Сидра смотрела на них в мертвой тишине.

– Ну? – поторопил я.

– Что-то не так. Они слишком долго добирались.

– Мы это уже знаем.

– Добирались до этой системы, – раздраженно бросила она. – Судя по показаниям часов, намного дольше, чем я ожидала.

– Ожидания не всегда оправдываются.

– Что-то их задержало, – пробормотала она.

– Насколько все плохо?

Сидра тяжело вздохнула:

– Я обнулила инерциальные часы, когда оставила союзников на Хеле в семьсот пятидесятом году, по пути к тебе. К тому времени я уже запустила процесс восстановления, и наблюдать за ним мне не требовалось вплоть до его завершения. Я знала, в каком состоянии субсветовик и что нужно сделать, чтобы он снова мог летать. Иоанн Богослов сопротивлялся, но я была уверена, что он поймет справедливость моей миссии и согласится участвовать.

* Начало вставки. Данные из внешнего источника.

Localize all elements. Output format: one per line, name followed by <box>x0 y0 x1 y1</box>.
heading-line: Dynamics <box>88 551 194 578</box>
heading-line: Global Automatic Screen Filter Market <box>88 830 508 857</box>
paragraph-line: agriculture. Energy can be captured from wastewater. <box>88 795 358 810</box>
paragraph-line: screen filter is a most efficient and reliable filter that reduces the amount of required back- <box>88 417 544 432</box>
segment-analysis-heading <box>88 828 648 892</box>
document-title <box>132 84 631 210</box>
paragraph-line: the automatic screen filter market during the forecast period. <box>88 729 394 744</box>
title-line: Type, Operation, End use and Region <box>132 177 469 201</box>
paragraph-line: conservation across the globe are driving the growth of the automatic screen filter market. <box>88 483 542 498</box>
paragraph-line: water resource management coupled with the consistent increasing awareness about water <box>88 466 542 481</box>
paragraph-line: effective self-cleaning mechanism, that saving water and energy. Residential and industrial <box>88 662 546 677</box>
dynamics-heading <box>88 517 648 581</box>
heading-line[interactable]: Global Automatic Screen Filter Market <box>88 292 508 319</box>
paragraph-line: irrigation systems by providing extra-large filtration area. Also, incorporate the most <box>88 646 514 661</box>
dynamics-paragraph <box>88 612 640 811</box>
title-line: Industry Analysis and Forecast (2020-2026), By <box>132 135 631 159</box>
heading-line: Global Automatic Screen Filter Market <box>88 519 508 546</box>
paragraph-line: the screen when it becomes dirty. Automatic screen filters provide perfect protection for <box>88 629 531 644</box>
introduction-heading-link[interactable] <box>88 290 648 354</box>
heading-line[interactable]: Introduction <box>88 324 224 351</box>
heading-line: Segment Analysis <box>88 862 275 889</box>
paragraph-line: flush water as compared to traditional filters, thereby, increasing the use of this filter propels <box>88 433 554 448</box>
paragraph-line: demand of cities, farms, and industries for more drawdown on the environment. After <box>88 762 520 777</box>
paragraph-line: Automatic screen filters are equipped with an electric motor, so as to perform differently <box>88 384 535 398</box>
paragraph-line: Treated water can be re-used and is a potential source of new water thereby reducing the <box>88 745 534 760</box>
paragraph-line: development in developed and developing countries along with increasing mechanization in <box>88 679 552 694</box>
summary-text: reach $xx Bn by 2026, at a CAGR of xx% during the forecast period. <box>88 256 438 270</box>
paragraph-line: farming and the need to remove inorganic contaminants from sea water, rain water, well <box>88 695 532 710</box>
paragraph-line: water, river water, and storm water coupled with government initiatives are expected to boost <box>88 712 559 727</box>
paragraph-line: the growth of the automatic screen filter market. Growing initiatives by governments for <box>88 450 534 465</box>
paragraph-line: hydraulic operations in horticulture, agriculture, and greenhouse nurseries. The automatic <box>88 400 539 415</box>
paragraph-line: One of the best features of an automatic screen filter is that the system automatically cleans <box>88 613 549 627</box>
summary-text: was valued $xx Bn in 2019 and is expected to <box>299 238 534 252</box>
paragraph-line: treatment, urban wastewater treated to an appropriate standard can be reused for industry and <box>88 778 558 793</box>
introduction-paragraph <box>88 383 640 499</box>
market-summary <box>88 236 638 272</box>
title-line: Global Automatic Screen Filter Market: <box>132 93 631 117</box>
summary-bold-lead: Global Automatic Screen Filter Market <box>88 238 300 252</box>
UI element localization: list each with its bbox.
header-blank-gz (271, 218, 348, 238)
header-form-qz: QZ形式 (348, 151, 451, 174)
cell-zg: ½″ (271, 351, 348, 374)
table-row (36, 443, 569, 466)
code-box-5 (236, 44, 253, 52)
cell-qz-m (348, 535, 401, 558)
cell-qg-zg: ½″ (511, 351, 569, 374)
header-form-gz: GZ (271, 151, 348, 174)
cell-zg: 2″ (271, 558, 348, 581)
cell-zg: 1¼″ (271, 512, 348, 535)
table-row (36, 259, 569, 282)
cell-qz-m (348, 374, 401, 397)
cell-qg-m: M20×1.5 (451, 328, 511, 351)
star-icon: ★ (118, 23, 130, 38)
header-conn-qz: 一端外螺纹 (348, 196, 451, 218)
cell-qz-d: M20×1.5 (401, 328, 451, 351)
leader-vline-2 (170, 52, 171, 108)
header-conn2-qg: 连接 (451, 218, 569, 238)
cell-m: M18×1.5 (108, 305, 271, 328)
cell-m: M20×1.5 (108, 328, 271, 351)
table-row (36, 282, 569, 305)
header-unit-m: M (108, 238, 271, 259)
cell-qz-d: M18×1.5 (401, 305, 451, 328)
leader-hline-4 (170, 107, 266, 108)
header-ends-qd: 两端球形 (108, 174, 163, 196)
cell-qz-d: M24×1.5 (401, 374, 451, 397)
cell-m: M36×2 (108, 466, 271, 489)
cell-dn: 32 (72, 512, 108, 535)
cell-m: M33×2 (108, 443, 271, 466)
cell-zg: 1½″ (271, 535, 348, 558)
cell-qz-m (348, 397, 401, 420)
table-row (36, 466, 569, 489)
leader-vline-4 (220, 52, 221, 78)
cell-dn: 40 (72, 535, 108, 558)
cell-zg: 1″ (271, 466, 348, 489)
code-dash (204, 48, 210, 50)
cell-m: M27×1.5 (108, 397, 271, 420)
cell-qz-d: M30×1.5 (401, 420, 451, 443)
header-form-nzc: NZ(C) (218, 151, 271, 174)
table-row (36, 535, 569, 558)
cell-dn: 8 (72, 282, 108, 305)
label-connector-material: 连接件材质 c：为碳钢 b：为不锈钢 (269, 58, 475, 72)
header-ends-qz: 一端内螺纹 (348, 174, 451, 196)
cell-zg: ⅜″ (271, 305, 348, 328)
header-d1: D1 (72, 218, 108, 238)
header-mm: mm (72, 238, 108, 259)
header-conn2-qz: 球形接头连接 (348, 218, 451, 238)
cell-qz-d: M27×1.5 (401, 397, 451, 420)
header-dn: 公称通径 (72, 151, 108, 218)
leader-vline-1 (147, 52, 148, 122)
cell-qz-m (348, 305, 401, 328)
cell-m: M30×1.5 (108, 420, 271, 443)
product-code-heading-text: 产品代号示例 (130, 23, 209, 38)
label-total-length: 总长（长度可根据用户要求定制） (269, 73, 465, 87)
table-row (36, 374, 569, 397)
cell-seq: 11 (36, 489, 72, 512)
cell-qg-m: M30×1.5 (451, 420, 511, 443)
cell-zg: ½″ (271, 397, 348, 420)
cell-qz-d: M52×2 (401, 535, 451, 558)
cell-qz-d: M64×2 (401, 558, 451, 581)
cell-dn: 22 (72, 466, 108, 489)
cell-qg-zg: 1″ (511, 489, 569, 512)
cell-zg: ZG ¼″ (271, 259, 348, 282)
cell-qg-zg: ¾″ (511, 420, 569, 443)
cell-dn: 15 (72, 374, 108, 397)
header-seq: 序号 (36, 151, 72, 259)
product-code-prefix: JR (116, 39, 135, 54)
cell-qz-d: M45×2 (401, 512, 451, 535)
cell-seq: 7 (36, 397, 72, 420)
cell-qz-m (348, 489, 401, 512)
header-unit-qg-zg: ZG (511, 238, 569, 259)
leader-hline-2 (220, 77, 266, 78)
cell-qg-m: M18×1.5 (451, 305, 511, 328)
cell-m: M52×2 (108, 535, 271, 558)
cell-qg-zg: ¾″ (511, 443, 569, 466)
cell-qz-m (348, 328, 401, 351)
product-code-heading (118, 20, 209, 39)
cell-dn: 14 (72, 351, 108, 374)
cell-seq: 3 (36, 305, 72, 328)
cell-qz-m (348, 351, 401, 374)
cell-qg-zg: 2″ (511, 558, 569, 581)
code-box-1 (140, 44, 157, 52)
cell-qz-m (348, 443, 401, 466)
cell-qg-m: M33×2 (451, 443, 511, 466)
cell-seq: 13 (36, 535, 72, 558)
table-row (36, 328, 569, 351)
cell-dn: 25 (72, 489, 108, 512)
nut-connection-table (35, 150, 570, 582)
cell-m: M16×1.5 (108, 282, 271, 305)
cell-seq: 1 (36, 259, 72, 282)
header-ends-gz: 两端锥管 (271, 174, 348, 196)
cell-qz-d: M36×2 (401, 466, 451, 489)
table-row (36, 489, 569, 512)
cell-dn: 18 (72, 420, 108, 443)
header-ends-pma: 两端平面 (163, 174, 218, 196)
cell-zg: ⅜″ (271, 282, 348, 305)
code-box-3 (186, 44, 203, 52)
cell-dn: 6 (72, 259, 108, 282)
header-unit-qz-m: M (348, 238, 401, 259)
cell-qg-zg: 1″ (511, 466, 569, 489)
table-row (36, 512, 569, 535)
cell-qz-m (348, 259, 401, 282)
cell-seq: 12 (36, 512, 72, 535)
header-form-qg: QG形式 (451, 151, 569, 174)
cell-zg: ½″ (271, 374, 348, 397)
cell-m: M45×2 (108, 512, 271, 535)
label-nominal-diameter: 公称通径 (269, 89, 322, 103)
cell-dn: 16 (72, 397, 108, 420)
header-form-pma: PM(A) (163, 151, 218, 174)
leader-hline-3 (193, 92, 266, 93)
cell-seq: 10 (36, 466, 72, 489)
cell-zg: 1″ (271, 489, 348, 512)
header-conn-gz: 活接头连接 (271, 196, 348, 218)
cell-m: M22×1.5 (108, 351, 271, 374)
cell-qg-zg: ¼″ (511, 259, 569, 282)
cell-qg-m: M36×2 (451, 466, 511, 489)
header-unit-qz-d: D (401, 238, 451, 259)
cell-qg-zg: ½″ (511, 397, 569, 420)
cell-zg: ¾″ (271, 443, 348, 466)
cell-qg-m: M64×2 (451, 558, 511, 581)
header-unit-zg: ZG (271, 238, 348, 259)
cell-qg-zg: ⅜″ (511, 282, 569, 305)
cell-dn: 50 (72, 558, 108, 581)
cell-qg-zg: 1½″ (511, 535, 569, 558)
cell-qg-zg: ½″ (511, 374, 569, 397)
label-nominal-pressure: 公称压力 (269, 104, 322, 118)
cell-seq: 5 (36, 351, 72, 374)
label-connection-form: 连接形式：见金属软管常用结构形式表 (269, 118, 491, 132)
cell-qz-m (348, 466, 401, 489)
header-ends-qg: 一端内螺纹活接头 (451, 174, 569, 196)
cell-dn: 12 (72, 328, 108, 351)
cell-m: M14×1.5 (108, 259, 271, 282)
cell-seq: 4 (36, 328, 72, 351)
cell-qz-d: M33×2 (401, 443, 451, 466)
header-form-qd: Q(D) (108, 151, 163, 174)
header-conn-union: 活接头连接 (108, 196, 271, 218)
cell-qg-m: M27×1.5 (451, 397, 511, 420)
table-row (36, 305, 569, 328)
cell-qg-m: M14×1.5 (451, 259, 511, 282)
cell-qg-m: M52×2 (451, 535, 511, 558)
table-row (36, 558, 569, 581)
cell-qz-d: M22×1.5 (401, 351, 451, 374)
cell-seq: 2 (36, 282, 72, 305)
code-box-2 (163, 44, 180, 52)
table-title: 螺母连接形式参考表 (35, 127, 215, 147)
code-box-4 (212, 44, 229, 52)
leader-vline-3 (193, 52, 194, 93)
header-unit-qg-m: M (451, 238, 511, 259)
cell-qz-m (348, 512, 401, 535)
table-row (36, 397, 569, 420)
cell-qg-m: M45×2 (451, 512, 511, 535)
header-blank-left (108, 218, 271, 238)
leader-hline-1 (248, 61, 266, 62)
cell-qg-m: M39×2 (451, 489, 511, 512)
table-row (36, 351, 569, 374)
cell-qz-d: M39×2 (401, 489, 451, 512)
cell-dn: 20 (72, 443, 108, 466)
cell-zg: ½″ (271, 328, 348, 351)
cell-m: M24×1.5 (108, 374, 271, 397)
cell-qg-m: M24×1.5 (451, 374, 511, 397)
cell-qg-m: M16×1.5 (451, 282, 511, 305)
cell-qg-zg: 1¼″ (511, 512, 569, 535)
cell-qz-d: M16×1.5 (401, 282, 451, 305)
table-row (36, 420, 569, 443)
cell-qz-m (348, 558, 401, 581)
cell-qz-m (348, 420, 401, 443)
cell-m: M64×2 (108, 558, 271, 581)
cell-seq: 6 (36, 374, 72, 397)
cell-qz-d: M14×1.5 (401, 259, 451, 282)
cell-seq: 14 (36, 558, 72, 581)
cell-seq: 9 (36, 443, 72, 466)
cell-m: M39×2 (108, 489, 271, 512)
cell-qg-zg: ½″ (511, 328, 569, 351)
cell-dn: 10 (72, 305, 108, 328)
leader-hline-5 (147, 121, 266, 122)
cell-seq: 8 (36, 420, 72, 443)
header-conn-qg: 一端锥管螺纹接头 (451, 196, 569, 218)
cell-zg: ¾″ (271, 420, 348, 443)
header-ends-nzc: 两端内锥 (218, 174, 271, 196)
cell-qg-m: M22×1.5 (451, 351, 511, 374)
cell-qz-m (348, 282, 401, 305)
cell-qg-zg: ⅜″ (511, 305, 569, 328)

Вместе с его пассажирами союзники должны были провести в пути год – может быть, два… но часы показывают двадцать лет задержки!

– И что это означает?

Раздраженная моим вопросом, но и желающая продемонстрировать способности своего устройства, Сидра показала на линию, которая начиналась с небольшого значения и двигалась вправо, оставаясь горизонтальной на протяжении двадцати отметок.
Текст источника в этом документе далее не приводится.